Dieses erstaunliche Leben im öffentlichen Raum lässt an heutige Gewohnheiten denken. Zum Beispiel gibt es vor den Häusern abgegrenzte Bereiche, in Corona-Zeiten sind Schani- oder Wirtsgärten selbst in den großen Städten üblich geworden. Genauso trifft man bei Jacobus Vrel auf die komplexe Darstellung einer nicht verortbaren Architektur, hier mit ihren schmalen, stark gerasterten Fassaden.
Im Gesamtbild erinnern die Strukturen und das Aneinanderreihen kleiner Flächen an Paul Klee, und fast möchte man Vrel ins erweiterte Vorfeld der De Stijl-Bewegung schieben - wären da nicht die extrem reduzierte Palette und die vielen Innenräume. Und das wiederum bringt man unwillkürlich mit Vilhelm Hammershøi, dem dänischen Meister der Stille, zusammen.
Dass ausgerechnet diese Straßenszene in Den Haag fehlt, ist ein bisschen unglücklich, hätte aber mit dem begrenzten Platz zu tun, meint Kurator Quentin Buvelot. Wobei man sich im Mauritshuis auf die teils mysteriösen Interieurs konzentriert. Über allem liegt ein zarter Schatten, selbst wenn die Fenster weit in die Höhe ragen. Und dauernd ist trübes Wetter. Der Eindruck verstärkt sich freilich durch die kühlen Braun- und Grautöne, durch das in sich gekehrte Personal - meist Frauen - in Rücken- oder Seitenansicht, ebenso durch den Blick hinaus oder eine geöffnete Tür.

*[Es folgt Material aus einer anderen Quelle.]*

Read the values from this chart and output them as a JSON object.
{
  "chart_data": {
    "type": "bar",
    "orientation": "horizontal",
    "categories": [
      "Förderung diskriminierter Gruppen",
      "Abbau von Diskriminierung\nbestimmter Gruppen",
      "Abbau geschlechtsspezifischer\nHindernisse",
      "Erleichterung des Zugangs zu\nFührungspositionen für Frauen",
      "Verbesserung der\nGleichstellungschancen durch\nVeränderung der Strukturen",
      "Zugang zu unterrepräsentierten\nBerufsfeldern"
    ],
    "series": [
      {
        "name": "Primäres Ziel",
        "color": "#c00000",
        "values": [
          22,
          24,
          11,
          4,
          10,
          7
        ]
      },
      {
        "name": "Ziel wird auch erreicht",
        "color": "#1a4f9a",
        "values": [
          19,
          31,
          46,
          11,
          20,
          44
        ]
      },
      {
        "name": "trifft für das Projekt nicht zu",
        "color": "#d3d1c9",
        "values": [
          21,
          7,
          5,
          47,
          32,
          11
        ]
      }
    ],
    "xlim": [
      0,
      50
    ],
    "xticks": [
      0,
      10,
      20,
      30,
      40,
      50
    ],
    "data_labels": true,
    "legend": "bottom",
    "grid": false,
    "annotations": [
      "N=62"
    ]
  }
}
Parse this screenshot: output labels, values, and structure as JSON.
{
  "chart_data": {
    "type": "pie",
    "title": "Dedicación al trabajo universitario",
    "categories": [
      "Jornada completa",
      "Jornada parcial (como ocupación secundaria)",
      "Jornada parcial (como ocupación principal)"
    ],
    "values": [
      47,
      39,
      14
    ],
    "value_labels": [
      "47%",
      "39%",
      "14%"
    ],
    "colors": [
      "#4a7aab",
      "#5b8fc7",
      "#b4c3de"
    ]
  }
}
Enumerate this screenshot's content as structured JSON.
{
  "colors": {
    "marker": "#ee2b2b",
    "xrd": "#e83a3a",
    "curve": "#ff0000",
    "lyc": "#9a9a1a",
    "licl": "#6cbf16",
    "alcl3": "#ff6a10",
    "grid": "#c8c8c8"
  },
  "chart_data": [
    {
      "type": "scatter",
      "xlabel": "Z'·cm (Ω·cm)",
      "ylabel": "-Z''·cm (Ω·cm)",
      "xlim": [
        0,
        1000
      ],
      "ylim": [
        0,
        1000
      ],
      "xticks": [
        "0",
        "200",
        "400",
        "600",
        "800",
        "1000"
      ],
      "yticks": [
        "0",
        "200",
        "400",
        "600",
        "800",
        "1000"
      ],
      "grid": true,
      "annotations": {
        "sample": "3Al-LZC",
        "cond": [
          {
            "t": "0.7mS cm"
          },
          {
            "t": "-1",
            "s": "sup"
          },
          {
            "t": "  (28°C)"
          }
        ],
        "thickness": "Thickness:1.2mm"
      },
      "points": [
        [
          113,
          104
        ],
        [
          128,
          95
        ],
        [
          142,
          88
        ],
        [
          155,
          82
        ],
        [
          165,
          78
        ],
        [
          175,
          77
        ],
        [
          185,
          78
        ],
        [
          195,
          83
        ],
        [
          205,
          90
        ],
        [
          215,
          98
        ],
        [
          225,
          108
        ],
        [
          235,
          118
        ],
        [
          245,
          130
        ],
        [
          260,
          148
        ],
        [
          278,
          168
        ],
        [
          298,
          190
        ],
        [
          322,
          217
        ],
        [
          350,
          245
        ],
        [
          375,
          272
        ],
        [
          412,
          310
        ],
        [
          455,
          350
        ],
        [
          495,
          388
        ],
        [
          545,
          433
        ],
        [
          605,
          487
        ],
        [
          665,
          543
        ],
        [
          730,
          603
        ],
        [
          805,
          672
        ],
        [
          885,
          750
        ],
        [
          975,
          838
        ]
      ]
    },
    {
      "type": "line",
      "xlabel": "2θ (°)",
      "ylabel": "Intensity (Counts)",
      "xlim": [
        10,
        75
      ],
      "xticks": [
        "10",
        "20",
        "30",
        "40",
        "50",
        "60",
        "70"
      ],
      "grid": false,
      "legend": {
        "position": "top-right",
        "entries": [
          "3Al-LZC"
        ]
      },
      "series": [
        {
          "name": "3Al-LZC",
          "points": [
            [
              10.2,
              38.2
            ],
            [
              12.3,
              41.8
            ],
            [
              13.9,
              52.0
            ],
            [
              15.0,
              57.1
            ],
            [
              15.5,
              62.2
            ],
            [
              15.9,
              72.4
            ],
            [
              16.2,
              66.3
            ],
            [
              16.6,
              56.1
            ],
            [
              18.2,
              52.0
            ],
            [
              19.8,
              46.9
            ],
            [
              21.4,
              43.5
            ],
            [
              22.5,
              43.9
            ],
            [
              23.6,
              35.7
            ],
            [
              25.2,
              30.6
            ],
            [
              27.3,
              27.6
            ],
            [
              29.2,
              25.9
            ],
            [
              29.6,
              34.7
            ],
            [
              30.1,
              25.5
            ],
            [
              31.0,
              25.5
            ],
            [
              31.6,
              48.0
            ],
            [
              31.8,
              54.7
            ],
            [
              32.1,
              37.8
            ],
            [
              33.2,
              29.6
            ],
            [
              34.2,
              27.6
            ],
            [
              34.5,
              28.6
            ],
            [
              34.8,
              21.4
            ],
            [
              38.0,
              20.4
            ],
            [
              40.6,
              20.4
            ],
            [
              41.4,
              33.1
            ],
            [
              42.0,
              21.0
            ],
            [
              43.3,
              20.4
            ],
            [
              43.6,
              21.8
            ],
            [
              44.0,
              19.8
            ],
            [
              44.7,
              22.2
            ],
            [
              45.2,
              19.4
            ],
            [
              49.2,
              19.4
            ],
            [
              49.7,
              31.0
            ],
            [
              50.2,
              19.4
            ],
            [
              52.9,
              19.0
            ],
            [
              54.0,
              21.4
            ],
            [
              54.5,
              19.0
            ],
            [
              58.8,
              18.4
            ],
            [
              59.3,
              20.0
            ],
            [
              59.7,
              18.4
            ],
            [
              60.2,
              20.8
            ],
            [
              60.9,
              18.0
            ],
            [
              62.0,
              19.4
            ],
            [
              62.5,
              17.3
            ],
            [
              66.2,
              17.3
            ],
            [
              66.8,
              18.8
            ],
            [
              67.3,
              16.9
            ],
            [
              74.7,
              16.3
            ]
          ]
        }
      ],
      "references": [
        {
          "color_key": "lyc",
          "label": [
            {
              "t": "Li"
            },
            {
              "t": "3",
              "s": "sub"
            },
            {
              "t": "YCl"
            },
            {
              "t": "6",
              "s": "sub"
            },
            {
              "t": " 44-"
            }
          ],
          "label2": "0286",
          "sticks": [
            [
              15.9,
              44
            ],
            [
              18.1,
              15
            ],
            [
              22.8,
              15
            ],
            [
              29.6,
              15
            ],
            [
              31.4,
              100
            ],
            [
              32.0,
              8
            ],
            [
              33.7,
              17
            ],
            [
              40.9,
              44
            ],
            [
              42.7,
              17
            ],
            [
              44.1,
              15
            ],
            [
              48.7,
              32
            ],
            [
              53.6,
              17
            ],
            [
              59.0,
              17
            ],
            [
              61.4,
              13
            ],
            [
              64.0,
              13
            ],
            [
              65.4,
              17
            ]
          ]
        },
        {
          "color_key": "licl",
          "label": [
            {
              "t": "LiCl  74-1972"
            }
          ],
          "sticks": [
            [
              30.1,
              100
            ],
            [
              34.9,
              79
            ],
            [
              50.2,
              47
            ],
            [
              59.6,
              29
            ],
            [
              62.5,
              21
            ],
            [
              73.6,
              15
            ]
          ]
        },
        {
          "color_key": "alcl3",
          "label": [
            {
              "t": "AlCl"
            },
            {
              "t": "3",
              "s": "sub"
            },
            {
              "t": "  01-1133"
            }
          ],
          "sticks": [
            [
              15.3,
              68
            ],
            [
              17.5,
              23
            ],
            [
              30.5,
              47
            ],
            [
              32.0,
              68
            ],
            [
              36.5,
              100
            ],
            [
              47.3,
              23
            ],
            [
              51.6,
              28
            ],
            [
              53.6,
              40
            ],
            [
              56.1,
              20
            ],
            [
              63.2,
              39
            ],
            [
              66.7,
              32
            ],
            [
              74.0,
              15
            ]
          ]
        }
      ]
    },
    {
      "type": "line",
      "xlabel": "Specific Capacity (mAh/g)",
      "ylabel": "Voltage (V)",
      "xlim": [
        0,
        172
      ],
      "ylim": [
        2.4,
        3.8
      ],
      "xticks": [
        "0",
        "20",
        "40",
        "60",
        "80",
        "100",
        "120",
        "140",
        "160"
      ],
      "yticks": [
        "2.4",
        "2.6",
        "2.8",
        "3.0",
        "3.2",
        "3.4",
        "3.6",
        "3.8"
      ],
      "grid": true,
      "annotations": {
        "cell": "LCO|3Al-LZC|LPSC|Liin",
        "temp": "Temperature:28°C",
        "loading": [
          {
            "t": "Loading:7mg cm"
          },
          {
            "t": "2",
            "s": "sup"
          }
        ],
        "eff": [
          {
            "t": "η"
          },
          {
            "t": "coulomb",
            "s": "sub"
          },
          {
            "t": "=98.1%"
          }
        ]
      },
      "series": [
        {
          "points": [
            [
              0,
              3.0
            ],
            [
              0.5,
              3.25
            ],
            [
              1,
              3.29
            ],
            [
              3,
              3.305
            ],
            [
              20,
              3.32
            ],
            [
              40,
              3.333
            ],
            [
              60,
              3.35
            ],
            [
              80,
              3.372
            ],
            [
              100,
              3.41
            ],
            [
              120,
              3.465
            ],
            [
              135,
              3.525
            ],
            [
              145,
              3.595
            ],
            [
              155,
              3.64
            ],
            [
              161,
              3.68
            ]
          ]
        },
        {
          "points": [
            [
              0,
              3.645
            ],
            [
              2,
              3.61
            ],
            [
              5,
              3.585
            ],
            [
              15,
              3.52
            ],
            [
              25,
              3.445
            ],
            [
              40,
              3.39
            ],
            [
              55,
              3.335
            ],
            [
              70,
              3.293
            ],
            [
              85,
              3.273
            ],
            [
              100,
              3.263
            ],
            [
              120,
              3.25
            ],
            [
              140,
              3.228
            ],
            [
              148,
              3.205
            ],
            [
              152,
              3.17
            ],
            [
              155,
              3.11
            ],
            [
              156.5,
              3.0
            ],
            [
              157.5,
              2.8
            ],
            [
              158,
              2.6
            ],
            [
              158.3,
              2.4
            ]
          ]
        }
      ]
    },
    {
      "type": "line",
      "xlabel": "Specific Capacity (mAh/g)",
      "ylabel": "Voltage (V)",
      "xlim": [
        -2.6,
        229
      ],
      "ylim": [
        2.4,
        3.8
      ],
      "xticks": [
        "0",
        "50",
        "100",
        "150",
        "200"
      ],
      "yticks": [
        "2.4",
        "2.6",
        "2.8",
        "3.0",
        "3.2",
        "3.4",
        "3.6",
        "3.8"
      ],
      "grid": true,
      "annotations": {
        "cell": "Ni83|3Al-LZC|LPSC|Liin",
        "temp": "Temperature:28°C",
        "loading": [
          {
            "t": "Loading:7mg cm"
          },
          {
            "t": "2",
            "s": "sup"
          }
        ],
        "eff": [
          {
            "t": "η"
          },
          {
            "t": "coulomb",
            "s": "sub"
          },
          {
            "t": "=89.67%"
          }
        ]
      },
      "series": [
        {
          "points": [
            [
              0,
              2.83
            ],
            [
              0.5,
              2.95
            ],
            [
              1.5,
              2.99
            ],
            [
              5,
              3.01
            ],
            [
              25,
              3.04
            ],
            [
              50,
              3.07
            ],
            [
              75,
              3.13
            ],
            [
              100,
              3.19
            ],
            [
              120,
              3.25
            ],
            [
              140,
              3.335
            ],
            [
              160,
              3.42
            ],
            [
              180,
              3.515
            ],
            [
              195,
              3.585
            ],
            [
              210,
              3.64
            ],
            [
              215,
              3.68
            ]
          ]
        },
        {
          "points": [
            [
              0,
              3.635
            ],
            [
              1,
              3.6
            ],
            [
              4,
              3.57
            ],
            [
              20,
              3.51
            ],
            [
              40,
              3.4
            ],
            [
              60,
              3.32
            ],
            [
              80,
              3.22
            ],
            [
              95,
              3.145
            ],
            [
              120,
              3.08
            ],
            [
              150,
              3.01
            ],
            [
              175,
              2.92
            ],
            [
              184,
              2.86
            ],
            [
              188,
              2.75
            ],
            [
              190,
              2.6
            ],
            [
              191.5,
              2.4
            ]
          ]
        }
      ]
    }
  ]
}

In den mysteriösen Räumen könnte sich ein Krimi abspielen
Aus dieser latent rätselhaften, ja gespenstischen Stimmung ließe sich leicht ein Krimi entwickeln. Es gibt aber auch die kleinen, sehr privaten Szenen - etwa wenn sich eine Frau, einem Kind auf der anderen Seite des Fensters zuwendet und dabei ihr Lehnstuhl in gefährliche Schräglage gerät. Emotionen sind kaum auszumachen, die Wände kahl. Das schafft Leerräume, die gefüllt werden wollen. Das macht gute Kunst aus, damit hat auch Vermeer gearbeitet. Freilich freudvoller, heller, farbintensiv. Auf der anderen Seite ist dieser Jacobus Vrel so aufregend, weil er sich sperrt. Die Forschung wird jedenfalls weitergehen, was man über dieses Phantom herausgefunden hat, ist immerhin in einem Katalog aufbereitet, aus dem man eine Menge über die Kunst der Zeit und den Kunstmarkt erfährt.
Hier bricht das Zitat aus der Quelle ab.